By Natalia Zalega

AUC’s 900 students come from more than 60 countries. Natalia Zalega has talked to several of them, all coming from different parts of the world, and asked them to share a book that reminds them of a broadly defined home. A piece of literature that they think is representative of their country. The conversations involve the importance of language, nature, history, political situation, and personal family stories. Join the journey through AUC’s cultural diversity via the intimate conversations about literature. Today: Second-year Humanities student Zofia Majchrzak from Poland shares her story about the book “Microtics” (original title: Mikrotyki) by Paweł Sołtys.
“Firstly, I feel mostly, as a local citizen, I am most connected to the city I was born in – Warsaw. Secondly, my identity has been influenced by living in Europe. Thus, I would say, I am a ‘Warszawiak’ and a European citizen.”
Zofia majchrzak
“I chose a book that is titled “Mikrotyki”, which could be translated to “Microtics”. It is a combination of two words, micro, and narcotics. It is a collection of short stories. I would describe it as a collection of postcards from Warsaw. However, they do not depict the landmarks of the city, but rather more obscured and unknown areas of the landscape. The snippets of daily life on the outscores and margins of Warsaw. It includes many descriptions of the city and its inhabitants, captured in an everyday setting, sometimes even mundane. The characters are people sitting at the parks, workers at the hairdresser store, shop ladies selling groceries, and bus drivers – normal people who you would probably not find interesting.
It is a book that is founded on the practice of overhearing other people’s conversations. You can almost imagine the author listening in on people and then telling their stories. Through this, he demonstrates the landscape of Warsaw.
When you read a book that is set in the place that you live in, you recognise not only the places that you visit, but also you recognise the people, even though you do not know them, and even though they may not exist. When you walk through Warsaw, you can see that there is a certain type of people.
The most important thing to me in this book is the language. It is a real masterpiece in terms of the way it uses different tools that the Polish language offers. When you read it out loud it is very lyrical, even musical. It has a certain rhythm that changes with the story. It is also very rich in references to other texts from Polish culture, poems, urban legends. It is very much situated within the context of Polish literary history, even though it does not seem erudite. It doesn’t impose itself. The author is not trying to put everything that he read into it. No. But if you do have all these texts in the back of your mind you realise while you read how much is referenced. It is very non intrusive in a way.
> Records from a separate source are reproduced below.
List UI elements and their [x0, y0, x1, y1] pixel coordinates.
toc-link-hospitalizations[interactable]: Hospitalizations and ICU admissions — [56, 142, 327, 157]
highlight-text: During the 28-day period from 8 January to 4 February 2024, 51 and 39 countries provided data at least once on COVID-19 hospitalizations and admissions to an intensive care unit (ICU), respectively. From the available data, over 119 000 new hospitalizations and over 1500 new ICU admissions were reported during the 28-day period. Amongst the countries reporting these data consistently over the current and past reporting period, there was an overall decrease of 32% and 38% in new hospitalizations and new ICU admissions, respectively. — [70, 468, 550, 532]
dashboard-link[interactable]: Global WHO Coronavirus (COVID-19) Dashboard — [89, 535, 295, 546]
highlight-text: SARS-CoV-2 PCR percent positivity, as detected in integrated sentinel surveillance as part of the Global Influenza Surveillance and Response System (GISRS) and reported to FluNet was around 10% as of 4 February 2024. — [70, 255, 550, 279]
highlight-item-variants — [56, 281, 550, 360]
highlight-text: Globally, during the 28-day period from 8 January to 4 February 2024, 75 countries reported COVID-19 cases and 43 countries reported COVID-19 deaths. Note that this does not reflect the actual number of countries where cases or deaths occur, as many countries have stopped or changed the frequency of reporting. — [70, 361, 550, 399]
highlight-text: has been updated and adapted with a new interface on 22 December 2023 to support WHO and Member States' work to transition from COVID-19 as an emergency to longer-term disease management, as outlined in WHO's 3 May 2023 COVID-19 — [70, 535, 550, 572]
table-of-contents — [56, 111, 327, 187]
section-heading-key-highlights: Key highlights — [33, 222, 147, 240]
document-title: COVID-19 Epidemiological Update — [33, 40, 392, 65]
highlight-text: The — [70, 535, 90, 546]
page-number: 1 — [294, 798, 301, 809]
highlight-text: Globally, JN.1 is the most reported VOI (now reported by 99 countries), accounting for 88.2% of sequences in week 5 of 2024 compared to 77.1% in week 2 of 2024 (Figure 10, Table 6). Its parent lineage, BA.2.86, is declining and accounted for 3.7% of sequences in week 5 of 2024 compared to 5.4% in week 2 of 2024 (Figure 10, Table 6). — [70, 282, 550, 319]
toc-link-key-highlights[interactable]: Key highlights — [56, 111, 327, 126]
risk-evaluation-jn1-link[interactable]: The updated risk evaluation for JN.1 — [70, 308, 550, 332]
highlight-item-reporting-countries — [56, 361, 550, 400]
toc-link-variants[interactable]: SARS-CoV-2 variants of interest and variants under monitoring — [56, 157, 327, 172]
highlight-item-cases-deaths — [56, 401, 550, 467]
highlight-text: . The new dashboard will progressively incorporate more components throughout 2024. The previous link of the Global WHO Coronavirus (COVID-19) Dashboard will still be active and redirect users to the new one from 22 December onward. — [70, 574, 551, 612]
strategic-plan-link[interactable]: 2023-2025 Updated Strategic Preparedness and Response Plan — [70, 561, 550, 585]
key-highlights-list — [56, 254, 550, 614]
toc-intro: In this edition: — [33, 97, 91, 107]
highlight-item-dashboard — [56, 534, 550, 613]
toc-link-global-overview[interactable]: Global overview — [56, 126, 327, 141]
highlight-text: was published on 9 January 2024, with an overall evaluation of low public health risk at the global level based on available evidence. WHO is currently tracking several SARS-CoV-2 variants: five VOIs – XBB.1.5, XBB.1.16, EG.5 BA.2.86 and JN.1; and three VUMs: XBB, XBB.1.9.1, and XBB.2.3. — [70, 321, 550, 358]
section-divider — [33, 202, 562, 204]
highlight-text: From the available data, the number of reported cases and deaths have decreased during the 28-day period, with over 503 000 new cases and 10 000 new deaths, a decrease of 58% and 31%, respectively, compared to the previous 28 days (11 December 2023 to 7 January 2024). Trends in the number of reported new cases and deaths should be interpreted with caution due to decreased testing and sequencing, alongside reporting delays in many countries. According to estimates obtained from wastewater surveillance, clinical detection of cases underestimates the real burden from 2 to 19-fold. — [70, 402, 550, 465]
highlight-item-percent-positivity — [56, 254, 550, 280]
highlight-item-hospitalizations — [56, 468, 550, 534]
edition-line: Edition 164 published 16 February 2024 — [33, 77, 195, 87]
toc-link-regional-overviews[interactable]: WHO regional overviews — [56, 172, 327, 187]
For me, the most important part of Polish history is the transformation from communism to what we have now. It is captured well in the book; you can see it in the changing buildings. I think that the whole book is a metaphor for transformation in both Warsaw and Poland. It is about melancholy and a sense of longing. Longing for the Poland that is gone, Warsaw that is in constant transformation. But also, for people who go missing in the new reality and the experiences of closeness that go unnoticed in the modern world. It is all about the tension between the present and the past. The history that is still alive and the modernity that creeps in.
I feel like it would be wrong if I would say that I can relate to one of the characters. Even though the characters in the book live in the same city, I live in a very different reality. They are from a different social class, and they experience the same city in a different way. Exactly for this reason this book is so special. It allows for encounters that would not be possible in real life. To get into the conversation with all these people whom you pass by, but you never have a chance to talk to, apart from a programmed situation, for example when you are buying something.
My first impression of the book was that it is a compilation of sentences. You could read each sentence out loud, and every sentence makes sense on its own as a text. Sometimes I reread some chapters without purpose.
When I left Warsaw, my perception of the city changed. As a reflection of the city, my perception of the book changed as well. It captures a feeling of something being lost that cannot be gained back. I related to that when I was in Warsaw. But now I am here at AUC, and I don’t know if I am ever going back, that sense has been cemented and emphasised. This adds another meaning to me. It is not only Warsaw that is being lost, because of change, but also Warsaw that might be lost for me.”
Editor’s note: This article is part of a collaboration between The Herring and AUC’s journalism course. The story was written, edited, and fact-checked by students of the journalism course. Some content may have been altered by The Herring’s editors for clarity and style.